Take, for instance, a decision to expand auto lending into lower credit tiers.  This decision may prove beneficial to help preserve shrinking margins.  However, taking this potential scenario and running it through a traditional net interest income simulation and NEV will show there is virtually no risk in making this type of decision, assuming the loans are priced near the effective discount rate.
Net interest income and NEV will not address the credit risk component.  In this case, the question that must be answered is, “how will earnings and net worth be impacted by the shift in assets?”  In this example, provision expense should also be adjusted to represent the risk of the shift in assets.  If applicable, collections, legal and other expenses should also be adjusted, to capture the economic reality of increasing credit risk.
Ultimately, any decision that could result in a material change to a credit union’s financial structure should be simulated and all potential financial impacts should be considered, including net operating expenses.  The results should be shared with decision-makers and all should be asking “does this make sense?” and “is there any other impact not captured by the modeling?” to ensure that modeling results do not lead decision-makers astray.

Aggregating Risks To Net Worth—The Credit Risk Component

During a recent education course, we fielded the following question:  “How do you develop a proxy for a worst-case loan loss assumption when aggregating risks to net worth?”

This is a great question and it stimulated lively discussion.  While there is not one right way, the following method has been valuable in developing concentration risk limits designed to address credit risk.  This method looks back over a specified timeframe (a common, initial look-back is 5 years) and identifies the 6- or 12-month period that experienced the highest annualized loss rate for each loan category.  Each rate is then applied to the current balance of each respective loan category and totaled to come up with the dollars for the total worst-case loan loss assumption.  Frequently, a factor is added to answer, “what if we had to absorb losses beyond our worst historical experience?”  Common factors include increases of 33%, 50%, or even 100% above the worst historical experience.

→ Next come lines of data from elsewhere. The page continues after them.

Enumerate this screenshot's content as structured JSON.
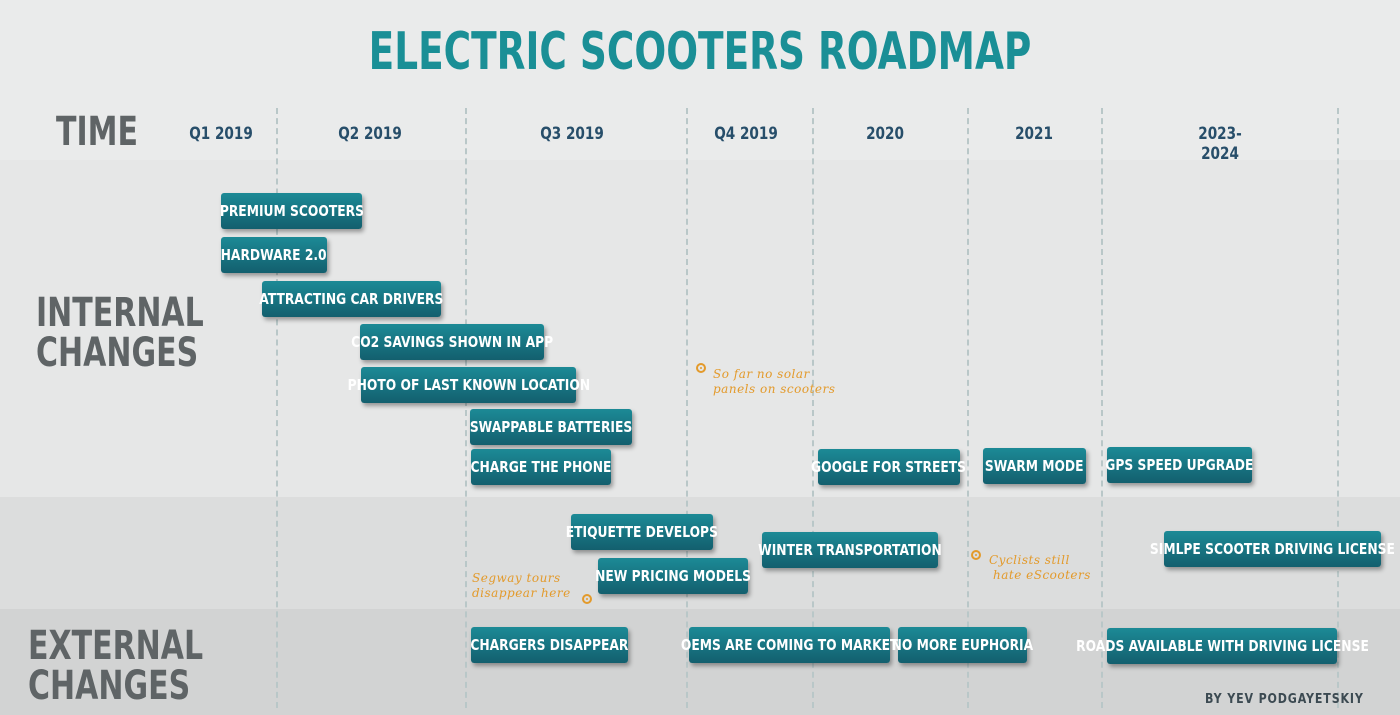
{
  "title": "ELECTRIC SCOOTERS ROADMAP",
  "rows": {
    "time": "TIME",
    "internal_line1": "INTERNAL",
    "internal_line2": "CHANGES",
    "external_line1": "EXTERNAL",
    "external_line2": "CHANGES"
  },
  "periods": [
    "Q1 2019",
    "Q2 2019",
    "Q3 2019",
    "Q4 2019",
    "2020",
    "2021",
    "2023-2024"
  ],
  "internal_items": [
    "PREMIUM  SCOOTERS",
    "HARDWARE 2.0",
    "ATTRACTING CAR DRIVERS",
    "CO2 SAVINGS SHOWN IN APP",
    "PHOTO OF LAST KNOWN LOCATION",
    "SWAPPABLE BATTERIES",
    "CHARGE THE PHONE",
    "GOOGLE FOR STREETS",
    "SWARM MODE",
    "GPS SPEED UPGRADE"
  ],
  "middle_items": [
    "ETIQUETTE DEVELOPS",
    "NEW PRICING MODELS",
    "WINTER TRANSPORTATION",
    "SIMLPE SCOOTER DRIVING LICENSE"
  ],
  "external_items": [
    "CHARGERS DISAPPEAR",
    "OEMS ARE COMING TO MARKET",
    "NO MORE EUPHORIA",
    "ROADS AVAILABLE WITH DRIVING LICENSE"
  ],
  "notes": {
    "solar_line1": "So far no solar",
    "solar_line2": "panels on scooters",
    "segway_line1": "Segway tours",
    "segway_line2": "disappear here",
    "cyclists_line1": "Cyclists still",
    "cyclists_line2": "hate eScooters"
  },
  "author": "BY  YEV  PODGAYETSKIY",
  "colors": {
    "title": "#1a8f96",
    "chip": "#135f6e",
    "note": "#e39a2b",
    "row_label": "#5f6466"
  }
}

With many credit unions having just come out of their worst credit loss experiences in memory, this method captures and utilizes the information gained during that environment.  This method is easily reproducible on a periodic basis and can be re-evaluated annually to ensure that the risks are sufficiently captured.  As time progresses, and as loss histories for various loan categories continue, the loss rates may need to be adjusted to account for new loss experiences in order to keep the spirit of capturing a “worst-case” environment.  This process will help to ensure that a credit union’s management and board do not lose sight of the credit union’s worst credit loss experiences.

Whether or not the above methodology is utilized, one thing is abundantly clear—documenting the rationale behind a worst-case loan loss assumption is an absolute must!